The D.C. government joined the National Park Service in a last-minute effort to help secure millions in federal funding to fix the crumbling Arlington Memorial Bridge.
Park Service officials and the city submitted an application just before Thursday night’s deadline seeking $150 million from the Transportation Department to repair the corroded bridge.
“A joint applicant is essential to secure grant funding to repair this iconic bridge and critical transportation link between Virginia and DC used by 68,000 vehicles daily,” the Park Service said in a statement announcing that the application was submitted.
In a letter Tuesday, members of Congress representing the Washington region urged the Park Service to apply to the FASTLANE grant program to secure funds needed for the critical repairs.
As of Thursday afternoon, however, it wasn’t clear whether the District would provide the required local sponsorship of the application. But Park Service officials worked behind the scenes to get the city on board and move the application forward.
D.C. officials had said Tuesday that the Park Service did not reach out to ask them to be a co-sponsor until last week and that given such short notice, and with many legal and other hurdles, they could not sponsor an application.
The Park Service has not said why it did not seek the local sponsorship early enough, risking missing the deadline. Spokesman Jeremy Barnum said the agency had just under a month to deliver the application.

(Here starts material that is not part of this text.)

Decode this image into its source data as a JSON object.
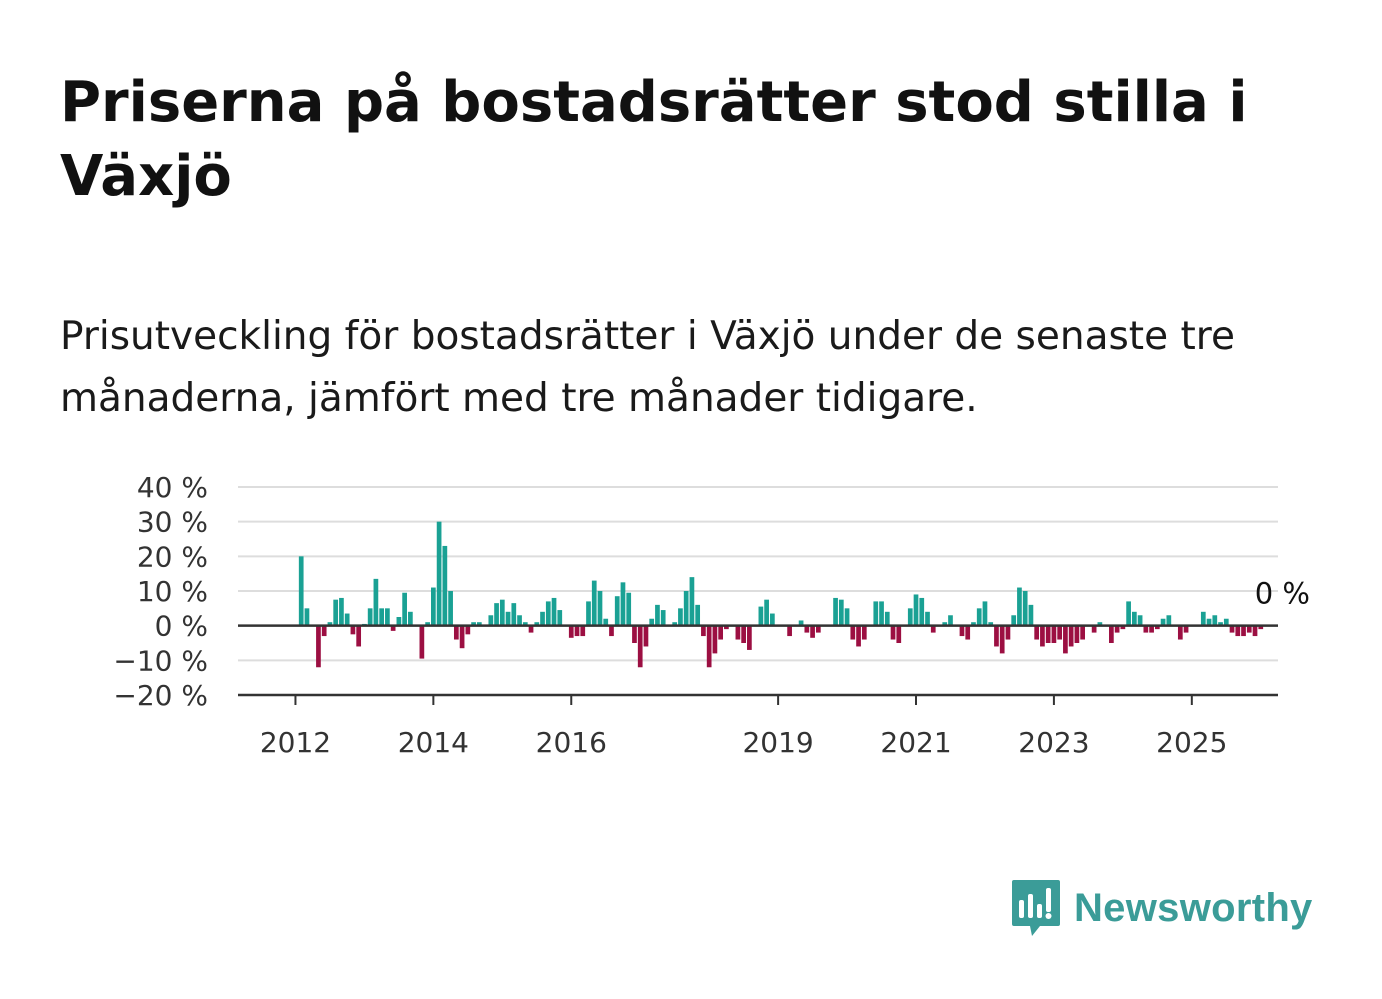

“We knew it would be extremely difficult to secure a co-sponsor in the short time frame before the April 14 deadline,” he said, adding that the agency “quickly and in good faith worked to create a strong application and secure a co-sponsor.”
In the letter to Park Service Director Jonathan B. Jarvis, Sens. Mark R. Warner (D) and Timothy M. Kaine (D) of Virginia; Reps. Don Beyer (D) and Gerald E. Connolly (D) of Virginia; and Del. Eleanor Holmes Norton (D) of D.C. urged the agency to act to secure funds for the bridge rehabilitation, describing the span as “not only a national memorial, but a critical multimodal link in the national capital region’s transportation network.”
The bridge is structurally deficient and in poor condition. Recent inspections show decayed steel supports, corroded rivets, crumbling concrete and ancient, peeling paint.
The Park Service has been warning for years that the bridge is in desperate need of an overhaul that would cost about $250 million. The repairs contract has to be awarded in the next year or two to get the job done by 2021 to avoid a possible shutdown.
Closing the 84-year-old bridge would be devastating for the region.
It could cost local governments as much as $168,000 per day in transportation outlays alone, according to a report by the Metropolitan Washington Council of Governments. It also would send traffic from the bridge to others already packed at rush hour, creating worse gridlock in the critical entry points from Northern Virginia.
The Memorial Bridge, located in the District, carries pedestrian and vehicular traffic between the Lincoln Memorial and Arlington National Cemetery. The historic span has undergone $10 million in repairs since 2010, according to officials.